I am interested in whether the converse of this statement is true.

If $\phi: A_1 \times A_2 \rightarrow X_1 \times X_2$ is an isomorphism, is it true that $A_1 \cong X_1$ under an isomorphism $\phi_1$ and $A_2 \cong X_2$ under an isomorphism $\phi_2$ such that $\phi(a_1,a_2)= (\phi_1 (a_1), \phi (a_2))$?

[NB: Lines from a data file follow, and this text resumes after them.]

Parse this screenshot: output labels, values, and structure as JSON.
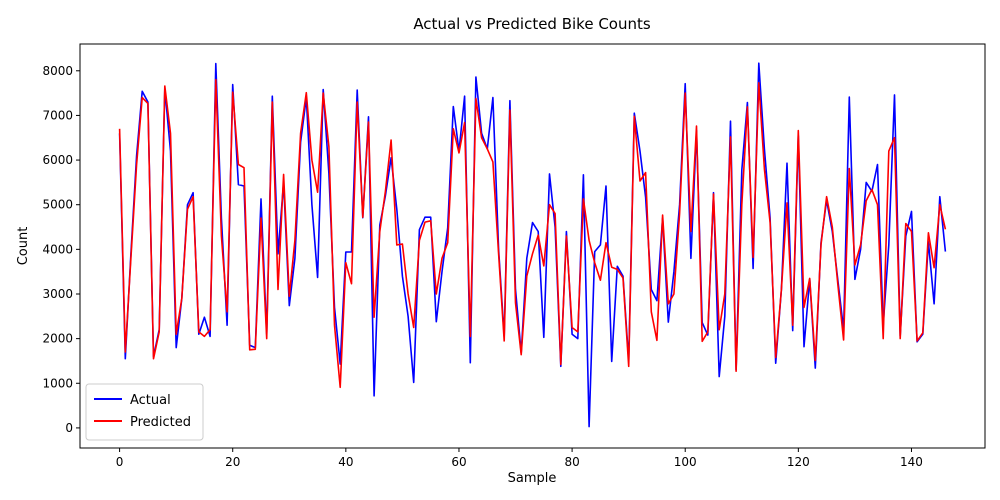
{
  "chart_data": {
    "type": "line",
    "title": "Actual vs Predicted Bike Counts",
    "xlabel": "Sample",
    "ylabel": "Count",
    "xlim": [
      -7,
      153
    ],
    "ylim": [
      -450,
      8600
    ],
    "xticks": [
      0,
      20,
      40,
      60,
      80,
      100,
      120,
      140
    ],
    "yticks": [
      0,
      1000,
      2000,
      3000,
      4000,
      5000,
      6000,
      7000,
      8000
    ],
    "grid": false,
    "legend_position": "lower-left",
    "series": [
      {
        "name": "Actual",
        "color": "#0000ff",
        "x": [
          0,
          1,
          2,
          3,
          4,
          5,
          6,
          7,
          8,
          9,
          10,
          11,
          12,
          13,
          14,
          15,
          16,
          17,
          18,
          19,
          20,
          21,
          22,
          23,
          24,
          25,
          26,
          27,
          28,
          29,
          30,
          31,
          32,
          33,
          34,
          35,
          36,
          37,
          38,
          39,
          40,
          41,
          42,
          43,
          44,
          45,
          46,
          47,
          48,
          49,
          50,
          51,
          52,
          53,
          54,
          55,
          56,
          57,
          58,
          59,
          60,
          61,
          62,
          63,
          64,
          65,
          66,
          67,
          68,
          69,
          70,
          71,
          72,
          73,
          74,
          75,
          76,
          77,
          78,
          79,
          80,
          81,
          82,
          83,
          84,
          85,
          86,
          87,
          88,
          89,
          90,
          91,
          92,
          93,
          94,
          95,
          96,
          97,
          98,
          99,
          100,
          101,
          102,
          103,
          104,
          105,
          106,
          107,
          108,
          109,
          110,
          111,
          112,
          113,
          114,
          115,
          116,
          117,
          118,
          119,
          120,
          121,
          122,
          123,
          124,
          125,
          126,
          127,
          128,
          129,
          130,
          131,
          132,
          133,
          134,
          135,
          136,
          137,
          138,
          139,
          140,
          141,
          142,
          143,
          144,
          145,
          146
        ],
        "values": [
          6600,
          1550,
          3900,
          6100,
          7540,
          7300,
          1600,
          2200,
          7600,
          6200,
          1800,
          2900,
          5000,
          5270,
          2100,
          2480,
          2050,
          8160,
          4700,
          2300,
          7690,
          5450,
          5420,
          1850,
          1800,
          5130,
          2100,
          7430,
          3900,
          5500,
          2740,
          3800,
          6400,
          7400,
          5000,
          3370,
          7580,
          5700,
          2700,
          1430,
          3940,
          3940,
          7570,
          4710,
          6970,
          720,
          4540,
          5200,
          6050,
          4900,
          3400,
          2500,
          1020,
          4440,
          4720,
          4720,
          2380,
          3500,
          4480,
          7200,
          6200,
          7430,
          1460,
          7860,
          6600,
          6250,
          7400,
          4000,
          2050,
          7330,
          3100,
          1680,
          3800,
          4600,
          4400,
          2030,
          5690,
          4500,
          1380,
          4400,
          2100,
          2000,
          5670,
          30,
          3950,
          4100,
          5420,
          1490,
          3620,
          3400,
          1500,
          7050,
          6200,
          5170,
          3100,
          2850,
          4700,
          2370,
          3500,
          5000,
          7710,
          3800,
          6660,
          2360,
          2080,
          5270,
          1150,
          2500,
          6870,
          1300,
          5770,
          7290,
          3570,
          8170,
          6250,
          4700,
          1450,
          3100,
          5930,
          2180,
          6550,
          1820,
          3340,
          1340,
          4150,
          5100,
          4400,
          3300,
          2200,
          7410,
          3330,
          4000,
          5500,
          5300,
          5900,
          2300,
          4100,
          7460,
          2060,
          4300,
          4850,
          1930,
          2100,
          4170,
          2780,
          5180,
          3950
        ]
      },
      {
        "name": "Predicted",
        "color": "#ff0000",
        "x": [
          0,
          1,
          2,
          3,
          4,
          5,
          6,
          7,
          8,
          9,
          10,
          11,
          12,
          13,
          14,
          15,
          16,
          17,
          18,
          19,
          20,
          21,
          22,
          23,
          24,
          25,
          26,
          27,
          28,
          29,
          30,
          31,
          32,
          33,
          34,
          35,
          36,
          37,
          38,
          39,
          40,
          41,
          42,
          43,
          44,
          45,
          46,
          47,
          48,
          49,
          50,
          51,
          52,
          53,
          54,
          55,
          56,
          57,
          58,
          59,
          60,
          61,
          62,
          63,
          64,
          65,
          66,
          67,
          68,
          69,
          70,
          71,
          72,
          73,
          74,
          75,
          76,
          77,
          78,
          79,
          80,
          81,
          82,
          83,
          84,
          85,
          86,
          87,
          88,
          89,
          90,
          91,
          92,
          93,
          94,
          95,
          96,
          97,
          98,
          99,
          100,
          101,
          102,
          103,
          104,
          105,
          106,
          107,
          108,
          109,
          110,
          111,
          112,
          113,
          114,
          115,
          116,
          117,
          118,
          119,
          120,
          121,
          122,
          123,
          124,
          125,
          126,
          127,
          128,
          129,
          130,
          131,
          132,
          133,
          134,
          135,
          136,
          137,
          138,
          139,
          140,
          141,
          142,
          143,
          144,
          145,
          146
        ],
        "values": [
          6700,
          1700,
          3800,
          5900,
          7400,
          7270,
          1550,
          2150,
          7660,
          6600,
          2100,
          2900,
          4900,
          5180,
          2150,
          2050,
          2200,
          7800,
          4300,
          2600,
          7520,
          5900,
          5830,
          1750,
          1760,
          4700,
          2000,
          7300,
          3100,
          5680,
          2950,
          4200,
          6600,
          7510,
          6000,
          5280,
          7500,
          6300,
          2300,
          910,
          3700,
          3230,
          7300,
          4720,
          6850,
          2480,
          4400,
          5300,
          6450,
          4100,
          4120,
          3000,
          2250,
          4200,
          4610,
          4640,
          3000,
          3800,
          4150,
          6700,
          6160,
          6840,
          2050,
          7380,
          6500,
          6250,
          5960,
          3900,
          1950,
          7120,
          2800,
          1640,
          3400,
          3900,
          4320,
          3630,
          5000,
          4800,
          1420,
          4300,
          2250,
          2150,
          5130,
          4200,
          3700,
          3310,
          4150,
          3600,
          3550,
          3360,
          1380,
          6980,
          5530,
          5720,
          2600,
          1960,
          4770,
          2780,
          3000,
          4800,
          7500,
          4400,
          6760,
          1940,
          2150,
          5240,
          2200,
          3000,
          6520,
          1270,
          5000,
          7190,
          3820,
          7730,
          5800,
          4600,
          1580,
          3100,
          5040,
          2300,
          6660,
          2700,
          3350,
          1510,
          4100,
          5180,
          4500,
          3200,
          1970,
          5810,
          3650,
          4100,
          5090,
          5340,
          5000,
          2000,
          6200,
          6500,
          2000,
          4580,
          4400,
          1950,
          2130,
          4370,
          3590,
          5000,
          4450
        ]
      }
    ]
  }
}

• Do you have any reason to believe it is true? The first one is true because you define the groups up from isomorphic groups (in the language of groups without set theory they are the same damn object). – Jacob Wakem Aug 11 '16 at 6:39

4 Answers

No, and this is always false for any group that can be written as a direct product in a non-trivial way. For example, if $G = A \times B$ with neither $A$ nor $B$ the trivial group, then

$$A \times B = G \equiv G \times \{e\}$$

• I can't believe how obvious this was. Got stuck in the trap of trying to prove something that was false... – Bernard W Dec 21 '15 at 7:42
• @BernardWojcik As a way to help build intuition, try asking the analogous question for numbers: If $xy = ab$, is $x = a$ or $x = b$? Obviously not. The analogy between integer factorization and group factorization (at least for finite abeliean groups) is strong and useful. – user296602 Dec 21 '15 at 7:44

Yet another example: let $A\not\cong B$. Then $A\times B\cong B\times A$ . . .

I would add to the answers already provided that even if $A_1\cong X_1$ and $A_2\cong X_2$, there may not exist isomorphisms $\phi_1:A_1\to X_1$ and $\phi_2:A_2\to X_2$ such that $\phi(a_1,a_2)=(\phi_1(a_1),\phi_2(a_2))$. For instance, let $A_1=A_2=X_1=X_2=\mathbb{Z}$ and consider $\phi:\mathbb{Z}\times\mathbb{Z}\to\mathbb{Z}\times\mathbb{Z}$ given by $\phi(a,b)=(a,b+a)$. Then $\phi$ is an isomorphism (its inverse is given by $(a,b)\mapsto(a,b-a)$), but it cannot come from a pair of isomorphisms $\phi_1$ and $\phi_2$ because the second coordinate of $\phi$ depends on both coordinates of the input.

This is not true: Let $A_1 = \mathbb{Z}$, and consider $A_2 = \mathbb{Z} \times \mathbb{Z} \times \mathbb{Z} \times \cdots$. Also let $X_1$ be the trivial group, and $X_2 = A_2$. Then $$A_1 \times A_2 \cong A_2 \cong X_1 \times X_2$$ and $A_2 \cong X_2$, but $A_1$ is not isomorphic to $X_1$.